Guttman scaling - This is a procedure to determine whether a set of items
can be rank-ordered on an unidimensional scale. It utilizes the intensity
structure among several indicators of a given variable. Statements are
listed in order of importance. The rating is scaled by summing all responses
until the first negative response in the list.
Non-comparative scaling techniques
Continuous rating scale (also called the graphic rating scale) - respondents
rate items by placing a mark on a line. The line is usually labeled at
each end. There are sometimes a series of numbers, called scale points,
(say, from zero to 100) under the line. Scoring and codification is difficult.
Likert Scaling - Respondents are asked to indicate the amount of agreement
or disagreement (from strongly agree to strongly disagree) on a five-point
scale. The same format is used for multiple questions.
Semantic differential scaling - Respondents are asked to rate on a 7 point
scale an item on various attributes. Each attribute requires a scale with
bipolar terminal labels.
Stapel scaling - This is a unipolar ten-point rating scale. It ranges
from +5 to -5 and has no neutral zero point.
Thurstone scaling - This is a scaling technique that incorporates the
intensity structure among indicators.
Mathematically derived scaling - Researchers infer respondents’
evaluations mathematically. Two examples are multi dimensional scaling
and conjoint analysis.
Scale evaluation
Scales should be tested for reliability, generalizability, and validity. Generalizability is the ability to make inferences from a sample to the population, given the scale you have selected. Reliability is the extent to which a scale will produce consistent results. Test-retest reliability checks how similar the results are if the research is repeated under similar circumstances. Alternative forms reliability checks how similar the results are if the research is repeated using different forms of the scale. Internal consistency reliability checks how well the individual measures included in the scale are converted into a composite measure.
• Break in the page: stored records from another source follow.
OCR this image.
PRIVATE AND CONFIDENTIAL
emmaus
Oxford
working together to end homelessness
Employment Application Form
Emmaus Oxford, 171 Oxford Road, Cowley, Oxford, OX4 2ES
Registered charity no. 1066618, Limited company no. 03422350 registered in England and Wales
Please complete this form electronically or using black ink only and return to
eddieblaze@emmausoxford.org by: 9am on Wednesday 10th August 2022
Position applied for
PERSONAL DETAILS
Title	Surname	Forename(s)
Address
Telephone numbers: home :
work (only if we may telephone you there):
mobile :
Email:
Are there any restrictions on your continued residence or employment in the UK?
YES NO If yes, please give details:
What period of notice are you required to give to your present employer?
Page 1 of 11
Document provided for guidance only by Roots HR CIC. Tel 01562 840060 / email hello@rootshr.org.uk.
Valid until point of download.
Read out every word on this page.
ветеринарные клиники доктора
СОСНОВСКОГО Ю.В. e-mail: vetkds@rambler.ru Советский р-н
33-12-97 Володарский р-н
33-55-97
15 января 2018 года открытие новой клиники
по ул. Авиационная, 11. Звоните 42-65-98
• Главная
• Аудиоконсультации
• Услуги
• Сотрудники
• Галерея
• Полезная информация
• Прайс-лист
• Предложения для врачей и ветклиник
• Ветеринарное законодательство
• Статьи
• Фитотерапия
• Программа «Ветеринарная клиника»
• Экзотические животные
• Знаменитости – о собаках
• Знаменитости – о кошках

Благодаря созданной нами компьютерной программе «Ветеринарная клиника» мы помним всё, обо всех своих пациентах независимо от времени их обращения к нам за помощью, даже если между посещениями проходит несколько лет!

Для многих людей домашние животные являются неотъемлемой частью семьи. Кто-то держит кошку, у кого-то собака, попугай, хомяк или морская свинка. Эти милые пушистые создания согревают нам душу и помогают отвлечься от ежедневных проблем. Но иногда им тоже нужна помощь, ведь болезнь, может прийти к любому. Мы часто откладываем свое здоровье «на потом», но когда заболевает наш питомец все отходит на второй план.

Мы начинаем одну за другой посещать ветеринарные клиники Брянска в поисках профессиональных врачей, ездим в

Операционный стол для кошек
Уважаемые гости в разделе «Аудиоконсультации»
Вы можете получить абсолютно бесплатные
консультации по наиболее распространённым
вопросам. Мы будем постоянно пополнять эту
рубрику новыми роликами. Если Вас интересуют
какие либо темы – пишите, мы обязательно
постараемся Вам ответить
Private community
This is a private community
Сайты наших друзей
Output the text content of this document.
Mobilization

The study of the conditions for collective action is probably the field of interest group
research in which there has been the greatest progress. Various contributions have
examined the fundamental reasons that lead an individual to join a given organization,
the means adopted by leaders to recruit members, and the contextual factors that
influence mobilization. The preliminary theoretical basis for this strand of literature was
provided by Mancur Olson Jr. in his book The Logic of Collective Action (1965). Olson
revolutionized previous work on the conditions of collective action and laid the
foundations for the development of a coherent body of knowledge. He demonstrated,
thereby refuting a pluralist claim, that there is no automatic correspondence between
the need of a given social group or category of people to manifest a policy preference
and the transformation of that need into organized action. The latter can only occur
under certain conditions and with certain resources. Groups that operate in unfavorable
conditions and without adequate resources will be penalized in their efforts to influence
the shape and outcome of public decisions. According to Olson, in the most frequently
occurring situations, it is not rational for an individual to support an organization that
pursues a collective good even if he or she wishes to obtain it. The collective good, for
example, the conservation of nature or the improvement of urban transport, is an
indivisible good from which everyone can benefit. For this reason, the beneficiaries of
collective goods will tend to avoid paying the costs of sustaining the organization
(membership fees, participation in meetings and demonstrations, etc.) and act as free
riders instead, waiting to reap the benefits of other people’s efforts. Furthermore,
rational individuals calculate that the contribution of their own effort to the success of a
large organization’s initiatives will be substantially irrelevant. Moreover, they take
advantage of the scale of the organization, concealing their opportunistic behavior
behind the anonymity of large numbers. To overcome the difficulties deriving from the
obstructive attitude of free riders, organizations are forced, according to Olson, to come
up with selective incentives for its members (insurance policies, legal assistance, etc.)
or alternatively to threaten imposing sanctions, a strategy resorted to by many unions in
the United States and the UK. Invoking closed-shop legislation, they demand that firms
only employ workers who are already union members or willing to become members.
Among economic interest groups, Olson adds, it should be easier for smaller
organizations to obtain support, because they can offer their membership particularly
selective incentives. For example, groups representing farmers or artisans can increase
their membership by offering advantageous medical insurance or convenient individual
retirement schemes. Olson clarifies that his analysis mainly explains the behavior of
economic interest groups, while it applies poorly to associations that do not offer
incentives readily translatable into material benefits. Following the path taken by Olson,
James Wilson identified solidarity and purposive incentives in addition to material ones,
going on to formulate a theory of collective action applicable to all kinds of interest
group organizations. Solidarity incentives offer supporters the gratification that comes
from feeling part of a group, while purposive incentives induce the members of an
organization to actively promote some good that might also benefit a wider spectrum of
Scales and indexes have to be validated. Internal validation checks the relation between the individual measures included in the scale, and the composite scale itself. External validation checks the relation between the composite scale and other indicators of the variable, indicators not included in the scale. Content validation (also called face validity) checks how well the scale measures what it is supposed to measure. Criterion validation checks how meaningful the scale criteria are relative to other possible criteria. Construct validation checks what underlying construct is being measured. There are three variants of construct validity. They are convergent validity, discriminant validity, and nomological validity. The coefficient of reproducibility indicates how well the data from the individual measures included in the scale can be reconstructed from the composite scale.